人気焚き火ギアメーカー・笑’sの製造現場に潜入! ものづくりの秘密とは?
20年近くもの長きにわたりコツコツと焚き火台開発を続けている「笑's」。人気焚き火台はどのように開発・製造されているのか。その秘密を探る。
笑’sは、板金工場「昭和プレス」のアウトドアブランド。リーマンショックのあおりで倒産寸前だった2008年、二代目社長・高久笑一さんが遊びで作り、キャンプ仲間に評判だった自作焚き火台の販売を始めたのが笑’sの始まりだ。
笑's 高久笑一社長は、自身のブランドについて、こう話す。
まさかソロがこれほど注目される時代がくるとは
「昭和プレスは創業60年を迎え、今年は記念モデルを発売中です。笑’sを始めた時は、自分が使いたいものをということでコンパクトなソロ用焚き火台や薪ストーブを作っていました。ソロキャンプなんて非常にニッチな市場だったんですが、まさか今、こんなにソロが注目されて大手メーカーが参入するとは」
笑’sの製品は高いといわれることがあるそうだが、10年以上使い続けているユーザーは珍しくない。

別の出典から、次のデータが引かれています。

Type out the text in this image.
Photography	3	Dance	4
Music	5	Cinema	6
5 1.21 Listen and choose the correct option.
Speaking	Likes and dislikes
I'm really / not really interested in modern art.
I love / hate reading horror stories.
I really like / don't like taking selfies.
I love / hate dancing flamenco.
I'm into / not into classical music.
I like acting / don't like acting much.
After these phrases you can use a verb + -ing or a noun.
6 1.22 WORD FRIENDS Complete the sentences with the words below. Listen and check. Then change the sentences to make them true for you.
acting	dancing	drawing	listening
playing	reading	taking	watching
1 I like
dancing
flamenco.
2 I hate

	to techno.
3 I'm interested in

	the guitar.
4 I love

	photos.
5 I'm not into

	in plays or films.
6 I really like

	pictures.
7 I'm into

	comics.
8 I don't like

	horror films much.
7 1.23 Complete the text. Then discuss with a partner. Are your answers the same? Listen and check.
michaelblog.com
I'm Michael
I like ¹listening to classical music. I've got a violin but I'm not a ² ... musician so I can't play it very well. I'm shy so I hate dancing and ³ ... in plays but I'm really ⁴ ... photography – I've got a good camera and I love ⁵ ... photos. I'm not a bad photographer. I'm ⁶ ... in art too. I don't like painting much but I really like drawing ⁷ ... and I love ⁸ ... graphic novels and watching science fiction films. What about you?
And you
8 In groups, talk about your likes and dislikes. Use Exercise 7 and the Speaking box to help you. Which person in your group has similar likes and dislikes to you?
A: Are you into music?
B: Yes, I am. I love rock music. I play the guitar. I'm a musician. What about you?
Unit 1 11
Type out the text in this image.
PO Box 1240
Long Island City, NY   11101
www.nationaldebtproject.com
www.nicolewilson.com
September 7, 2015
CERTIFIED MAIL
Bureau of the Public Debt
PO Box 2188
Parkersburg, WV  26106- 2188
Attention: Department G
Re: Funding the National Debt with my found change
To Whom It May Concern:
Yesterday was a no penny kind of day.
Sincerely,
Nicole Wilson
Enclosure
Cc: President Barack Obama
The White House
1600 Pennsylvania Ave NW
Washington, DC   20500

ただサイズを合わせるだけじゃないズレない、安全性も確保
鉄板ひとつとっても、スタッキングできるサイズにするだけではダメ。載せたときにズレ落ちないよういろいろな工夫を試して、最適解を導き出している。「試作の山、こんなに増やして」と叱られるそうだが、これは譲れない。

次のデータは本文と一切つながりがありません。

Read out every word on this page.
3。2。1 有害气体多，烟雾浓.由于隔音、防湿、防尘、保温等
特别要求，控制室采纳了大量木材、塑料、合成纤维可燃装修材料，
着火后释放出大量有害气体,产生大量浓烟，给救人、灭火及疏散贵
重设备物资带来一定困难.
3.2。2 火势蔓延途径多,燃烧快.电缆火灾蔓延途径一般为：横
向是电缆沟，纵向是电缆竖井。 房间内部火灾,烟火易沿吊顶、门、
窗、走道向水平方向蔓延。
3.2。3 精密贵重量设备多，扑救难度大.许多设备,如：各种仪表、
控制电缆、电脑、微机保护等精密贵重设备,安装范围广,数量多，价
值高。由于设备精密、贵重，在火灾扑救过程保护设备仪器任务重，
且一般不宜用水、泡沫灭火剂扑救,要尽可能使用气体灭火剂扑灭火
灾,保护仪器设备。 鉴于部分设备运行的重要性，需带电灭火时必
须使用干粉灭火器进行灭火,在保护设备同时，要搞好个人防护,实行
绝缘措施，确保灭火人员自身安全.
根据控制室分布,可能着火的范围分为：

「生産数が違うので大手とは値段で勝負できません。その代わりローインパクトで高燃焼な焚き火台にこだわり、溶接や蝶番を使わず歪んでもバラバラにならず長く使えるようにしています。買い替えが進まないので商売下手なんですがね」
もちろん流行のスタイルを研究しているが、決して流行に流されているわけではない。あくまでマイペースだ。
旧工場のおよそ3倍に拡張
2020年夏に移転した工場は、旧工場の約3倍の広さとなり上階には倉庫も備えている。それだけ広くても、試作品の扱いには困るとか。
150×300cmのパンチ&レーザー加工ができる大型複合マシンを導入。
移転を機に大型の最新複合マシンを導入。迫力満点だ。組み立てと検品は1台ずつ手仕事で。最新技術と手作業から緻密な製品が生まれる。
「軽くて携行性がいいからといって必ずしもチタンの焚き火台や薪ストーブが売れるというわけではないし、ホント、商売って難しいですね。二次燃焼ができる焚き火台が注目されているけれど、うちで納得できる製品を作るには重くなるし、ひと手間加えることで価格も高くなる。手に取りにくいかと思って開発を中断しています」とユーザー目線は不滅だ。
燃えすぎ、燃えなさすぎであきらめたアイデアも
製品、サンプル、開発途中の製品が並ぶ棚。「二次燃焼型も考えたけどきれいな炎にならない。反対に燃えすぎて危険だと断念したものも。そんな感じで放り出しているものがいっぱいあります。どうするんだ、これ(笑)」
炎が見える薪ストーブを生んだのは「笑’s」
日本でサイドビューガラス入りの折りたたみ式薪ストーブを作ったのは笑’sが最初。「燃焼中に水をかけるなど繰り返し実験をして、何種類かのガラスから割れないものを探し出しました」
20年以上焚き火台開発を続けている笑さんだが、途中で飽きたことはないのだろうか。
「夏休みもずーっと野営地にこもっていましたが、焚き火に飽きたことはありません。不思議ですね」
焚き火台一筋、焚き火台愛にあふれた笑さんは今後もブレずに硬派な製品を生み続けるにちがいない。